When I moved permanently to Aberdeen in 1988, Union Street felt really grand and vibrant. Stores included HMV (in the former Watt and Grant building), Boots (two floors and with an exit out to the ‘Back Wynd’ steps), a really big Woolies, Littlewoods, British Home Stores, a relocated Bruce Millers, the huge Frasers at the top of Market Street and, of course, the much loved E&Ms. I also clearly recall that Debenhams felt quite posh, with a café boasting views over Guild Street and beyond. Record shops also included Our Price, the “Other” record shop and One-Up in Diamond Street. The city centre also had two additional cinemas - the Odeon on Justice Mill Lane, and the Capitol (which was perhaps better known as a music venue) – both of which now exist only as facades, with their interiors largely removed. At the current time, and even where ground floors in the city centre are still used, many of the upper floors in our city centre lie empty, some without even basic access.

The recent announcement that John Lewis does not intend to reopen its store on George Street feels like a moment where the city needs to act. I was really struck by the outpouring of emotion from Aberdonians upon hearing the news – including well over 15000 signatures within one day to a petition calling for a change of heart. Aberdonians are proud people – rightly proud of their city, its history and its buildings.

Thinking of the retail establishments which have now been lost, though, surely suggests that a reinvention of sorts is needed. It is unrealistic to simply think that new retailers will magically emerge post-pandemic to fill vacant premises.
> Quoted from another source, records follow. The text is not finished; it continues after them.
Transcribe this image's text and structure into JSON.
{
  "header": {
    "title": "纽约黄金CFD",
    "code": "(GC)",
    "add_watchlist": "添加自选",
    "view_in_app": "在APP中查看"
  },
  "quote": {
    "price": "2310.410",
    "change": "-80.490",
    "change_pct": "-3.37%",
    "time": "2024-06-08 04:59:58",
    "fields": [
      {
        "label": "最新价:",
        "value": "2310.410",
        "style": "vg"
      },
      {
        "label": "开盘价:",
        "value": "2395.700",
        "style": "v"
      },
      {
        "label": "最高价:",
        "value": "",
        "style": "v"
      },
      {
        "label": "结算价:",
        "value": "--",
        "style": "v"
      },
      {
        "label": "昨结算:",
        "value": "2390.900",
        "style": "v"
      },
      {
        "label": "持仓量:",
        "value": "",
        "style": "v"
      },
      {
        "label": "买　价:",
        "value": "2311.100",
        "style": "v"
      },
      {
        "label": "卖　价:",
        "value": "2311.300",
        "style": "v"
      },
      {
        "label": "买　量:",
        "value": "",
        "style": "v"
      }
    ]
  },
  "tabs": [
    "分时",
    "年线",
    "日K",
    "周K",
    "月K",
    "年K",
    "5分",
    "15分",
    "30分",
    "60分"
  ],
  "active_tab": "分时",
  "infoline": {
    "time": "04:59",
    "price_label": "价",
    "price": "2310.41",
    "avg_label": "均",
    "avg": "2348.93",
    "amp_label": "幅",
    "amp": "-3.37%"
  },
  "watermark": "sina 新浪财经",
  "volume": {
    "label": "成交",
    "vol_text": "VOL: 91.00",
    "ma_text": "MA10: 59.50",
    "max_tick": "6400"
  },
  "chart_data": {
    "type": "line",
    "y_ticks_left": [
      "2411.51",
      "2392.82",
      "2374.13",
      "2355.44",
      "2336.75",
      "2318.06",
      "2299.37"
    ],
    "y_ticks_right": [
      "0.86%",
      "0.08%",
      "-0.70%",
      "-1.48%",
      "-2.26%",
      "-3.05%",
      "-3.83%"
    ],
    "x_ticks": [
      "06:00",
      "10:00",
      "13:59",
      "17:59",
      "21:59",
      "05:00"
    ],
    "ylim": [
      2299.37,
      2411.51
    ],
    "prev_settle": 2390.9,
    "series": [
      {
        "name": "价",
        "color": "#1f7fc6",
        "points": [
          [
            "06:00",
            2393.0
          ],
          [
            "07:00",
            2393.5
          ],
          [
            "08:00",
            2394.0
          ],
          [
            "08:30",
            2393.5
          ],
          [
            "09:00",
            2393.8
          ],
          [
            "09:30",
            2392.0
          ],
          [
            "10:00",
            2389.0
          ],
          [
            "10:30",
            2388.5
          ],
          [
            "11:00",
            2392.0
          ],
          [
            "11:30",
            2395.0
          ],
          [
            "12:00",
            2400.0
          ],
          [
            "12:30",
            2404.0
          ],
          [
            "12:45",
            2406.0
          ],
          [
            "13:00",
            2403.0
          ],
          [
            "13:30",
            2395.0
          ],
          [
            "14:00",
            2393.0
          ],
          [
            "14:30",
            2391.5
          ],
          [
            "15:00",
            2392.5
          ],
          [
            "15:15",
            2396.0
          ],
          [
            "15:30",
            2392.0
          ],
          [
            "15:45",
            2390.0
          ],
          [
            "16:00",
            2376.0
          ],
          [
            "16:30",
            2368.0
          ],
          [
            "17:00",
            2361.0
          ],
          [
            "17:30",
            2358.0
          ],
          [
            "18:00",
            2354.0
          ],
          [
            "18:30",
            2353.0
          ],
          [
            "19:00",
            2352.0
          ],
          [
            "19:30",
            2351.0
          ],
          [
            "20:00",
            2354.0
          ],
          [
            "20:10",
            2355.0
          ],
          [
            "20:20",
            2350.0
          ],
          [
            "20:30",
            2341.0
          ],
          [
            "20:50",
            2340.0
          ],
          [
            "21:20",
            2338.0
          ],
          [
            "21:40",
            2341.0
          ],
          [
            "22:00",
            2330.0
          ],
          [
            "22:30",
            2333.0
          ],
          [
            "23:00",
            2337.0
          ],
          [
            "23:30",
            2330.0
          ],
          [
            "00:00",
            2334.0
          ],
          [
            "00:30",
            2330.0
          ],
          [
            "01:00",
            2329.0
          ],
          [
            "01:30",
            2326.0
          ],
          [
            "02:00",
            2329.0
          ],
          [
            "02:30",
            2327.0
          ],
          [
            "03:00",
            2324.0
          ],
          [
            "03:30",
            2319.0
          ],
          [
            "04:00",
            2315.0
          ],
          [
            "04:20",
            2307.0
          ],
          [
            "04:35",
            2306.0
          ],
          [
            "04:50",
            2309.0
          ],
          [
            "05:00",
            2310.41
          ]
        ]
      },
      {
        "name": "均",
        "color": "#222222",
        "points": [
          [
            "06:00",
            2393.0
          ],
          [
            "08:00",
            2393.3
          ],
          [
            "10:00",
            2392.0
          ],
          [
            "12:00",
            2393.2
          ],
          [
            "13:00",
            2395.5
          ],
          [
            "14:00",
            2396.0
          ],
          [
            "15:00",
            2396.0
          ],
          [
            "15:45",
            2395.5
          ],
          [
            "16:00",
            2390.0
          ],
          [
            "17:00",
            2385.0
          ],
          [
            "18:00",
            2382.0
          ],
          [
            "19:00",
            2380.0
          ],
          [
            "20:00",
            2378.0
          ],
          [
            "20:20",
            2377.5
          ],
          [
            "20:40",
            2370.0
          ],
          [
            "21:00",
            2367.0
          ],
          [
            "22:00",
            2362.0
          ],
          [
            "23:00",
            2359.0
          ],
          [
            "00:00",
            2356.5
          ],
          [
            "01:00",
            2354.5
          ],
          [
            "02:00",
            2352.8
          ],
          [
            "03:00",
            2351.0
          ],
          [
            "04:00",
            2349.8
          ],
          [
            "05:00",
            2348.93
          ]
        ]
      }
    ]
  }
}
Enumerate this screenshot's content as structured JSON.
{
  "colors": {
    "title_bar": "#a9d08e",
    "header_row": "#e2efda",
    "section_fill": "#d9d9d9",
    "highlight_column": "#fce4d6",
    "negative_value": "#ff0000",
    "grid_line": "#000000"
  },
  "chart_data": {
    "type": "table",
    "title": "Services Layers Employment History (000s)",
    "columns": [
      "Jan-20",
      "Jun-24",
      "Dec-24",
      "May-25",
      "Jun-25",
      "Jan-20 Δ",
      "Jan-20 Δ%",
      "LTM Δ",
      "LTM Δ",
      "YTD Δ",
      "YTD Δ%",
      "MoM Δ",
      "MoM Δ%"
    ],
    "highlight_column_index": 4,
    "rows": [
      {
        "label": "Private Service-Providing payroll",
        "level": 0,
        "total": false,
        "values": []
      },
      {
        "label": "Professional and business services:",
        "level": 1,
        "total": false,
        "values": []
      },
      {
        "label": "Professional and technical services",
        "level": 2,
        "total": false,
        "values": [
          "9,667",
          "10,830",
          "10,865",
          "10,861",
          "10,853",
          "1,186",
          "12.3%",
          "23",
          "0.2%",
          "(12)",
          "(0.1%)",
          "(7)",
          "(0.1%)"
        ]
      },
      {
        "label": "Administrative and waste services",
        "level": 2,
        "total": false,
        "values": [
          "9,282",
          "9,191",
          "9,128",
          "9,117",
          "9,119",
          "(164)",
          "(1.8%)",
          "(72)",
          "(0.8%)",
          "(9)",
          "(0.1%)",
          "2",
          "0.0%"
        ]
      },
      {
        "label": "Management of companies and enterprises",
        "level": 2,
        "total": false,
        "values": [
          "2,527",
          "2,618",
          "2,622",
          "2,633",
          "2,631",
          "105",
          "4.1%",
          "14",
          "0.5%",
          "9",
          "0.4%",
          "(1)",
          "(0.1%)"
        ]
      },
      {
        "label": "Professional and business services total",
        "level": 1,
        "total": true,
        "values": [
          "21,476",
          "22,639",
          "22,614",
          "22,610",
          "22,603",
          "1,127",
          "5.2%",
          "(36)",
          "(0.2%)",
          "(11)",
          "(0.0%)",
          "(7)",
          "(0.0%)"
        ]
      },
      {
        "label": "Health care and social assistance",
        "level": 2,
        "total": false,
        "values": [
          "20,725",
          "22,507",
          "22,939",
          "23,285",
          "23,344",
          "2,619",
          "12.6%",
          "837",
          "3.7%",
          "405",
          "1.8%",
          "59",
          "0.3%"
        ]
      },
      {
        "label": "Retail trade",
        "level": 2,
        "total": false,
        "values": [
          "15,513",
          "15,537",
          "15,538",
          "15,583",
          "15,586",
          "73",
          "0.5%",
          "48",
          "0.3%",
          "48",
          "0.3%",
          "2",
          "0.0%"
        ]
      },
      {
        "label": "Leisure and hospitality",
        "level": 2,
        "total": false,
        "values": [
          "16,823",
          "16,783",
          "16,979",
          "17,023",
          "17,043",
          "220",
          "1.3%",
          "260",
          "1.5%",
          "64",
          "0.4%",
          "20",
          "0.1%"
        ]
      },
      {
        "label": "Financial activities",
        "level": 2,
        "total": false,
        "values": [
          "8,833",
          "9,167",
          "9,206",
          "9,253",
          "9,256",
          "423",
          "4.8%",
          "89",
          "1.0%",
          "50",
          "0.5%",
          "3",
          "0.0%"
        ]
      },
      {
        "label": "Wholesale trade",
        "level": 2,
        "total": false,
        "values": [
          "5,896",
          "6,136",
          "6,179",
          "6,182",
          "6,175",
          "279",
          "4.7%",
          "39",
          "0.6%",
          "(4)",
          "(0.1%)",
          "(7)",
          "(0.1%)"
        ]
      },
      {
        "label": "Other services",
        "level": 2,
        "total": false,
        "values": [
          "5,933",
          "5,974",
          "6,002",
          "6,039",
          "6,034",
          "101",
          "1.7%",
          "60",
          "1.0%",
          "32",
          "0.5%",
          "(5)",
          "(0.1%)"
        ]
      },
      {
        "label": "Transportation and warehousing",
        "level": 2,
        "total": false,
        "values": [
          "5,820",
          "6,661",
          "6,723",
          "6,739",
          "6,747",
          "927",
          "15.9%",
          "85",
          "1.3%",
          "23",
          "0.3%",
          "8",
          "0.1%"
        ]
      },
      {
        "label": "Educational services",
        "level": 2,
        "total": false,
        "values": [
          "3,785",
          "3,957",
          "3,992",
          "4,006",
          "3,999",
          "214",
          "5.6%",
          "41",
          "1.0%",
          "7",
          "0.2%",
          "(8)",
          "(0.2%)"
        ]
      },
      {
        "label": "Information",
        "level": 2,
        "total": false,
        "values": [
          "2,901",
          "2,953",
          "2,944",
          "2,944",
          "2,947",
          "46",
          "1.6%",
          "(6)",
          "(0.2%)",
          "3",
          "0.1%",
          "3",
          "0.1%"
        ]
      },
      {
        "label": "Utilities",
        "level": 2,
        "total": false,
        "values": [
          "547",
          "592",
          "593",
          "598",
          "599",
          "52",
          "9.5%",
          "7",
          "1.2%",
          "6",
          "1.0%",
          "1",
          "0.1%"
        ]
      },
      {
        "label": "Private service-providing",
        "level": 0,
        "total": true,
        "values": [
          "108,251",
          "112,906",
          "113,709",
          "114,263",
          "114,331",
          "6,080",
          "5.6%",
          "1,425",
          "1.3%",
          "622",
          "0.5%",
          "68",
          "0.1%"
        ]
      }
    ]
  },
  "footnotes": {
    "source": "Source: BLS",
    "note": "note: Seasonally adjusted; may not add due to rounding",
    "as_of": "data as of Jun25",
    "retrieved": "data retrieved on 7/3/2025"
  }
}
If anything, we could well see further closures.

Working as a partner in many projects over 25 years or so, my colleagues and I at RGU have been able to work with so many local partners to explore the possibilities for walking, cycling and living in the city centre, and there have been some real successes. For example, the likes of the Look Again Festival and Nuart have drawn attention towards our active arts community – as well as drawing people in to lesser known venues and locations - and the Local Authority has actively explored ways in which pollution in the centre can be improved through hydrogen powered vehicles, smart transport planning and through car sharing. Aberdeen Art Gallery, in my opinion, is certainly one of the most impressive, pleasant and welcoming public buildings in the whole of the UK.

It is time, though, for Aberdeen and Aberdonians to think strategically and radically about how the city might be used in the future. Most of our granite squares – now mainly offices – were previously used as residential property. The city deserves to be occupied once more. We have leading schools of art, design, architecture and music in the city, but I struggle to believe that graduates would be able to afford to locate themselves or their practices in the city centre.

During our studies, my colleagues and I have also had the opportunity to visit many other cities in the North of Europe. The reasons for our visits are often due to a particular theme – maybe transport, or urban design, or greenspace – but what most often strikes me is how the cities have managed to transform. Malmo was heavily industrial until quite recently. Copenhagen has not always been known for cycling and walking. The air in Gothenburg is clean due to people being able to travel less by car, and be less polluting if they do, because they are supported to do so through excellent and affordable public transport and charging infrastructure. Change is possible, but it needs collective action.

Aberdeen needs to reinvent how the city is used, and it needs to do so rapidly. We have all visited towns and cities which were once really nice, but which now feel diminished. Aberdeen deserves better, and I suspect that the people of Aberdeen would leap at the chance to be part of positive change.

Try to think of an Aberdeen where the city centre is characterised by clean air, by small galleries, by studios, by properties which are being used, by an environment where the feeling is one of people, life, activity and openness.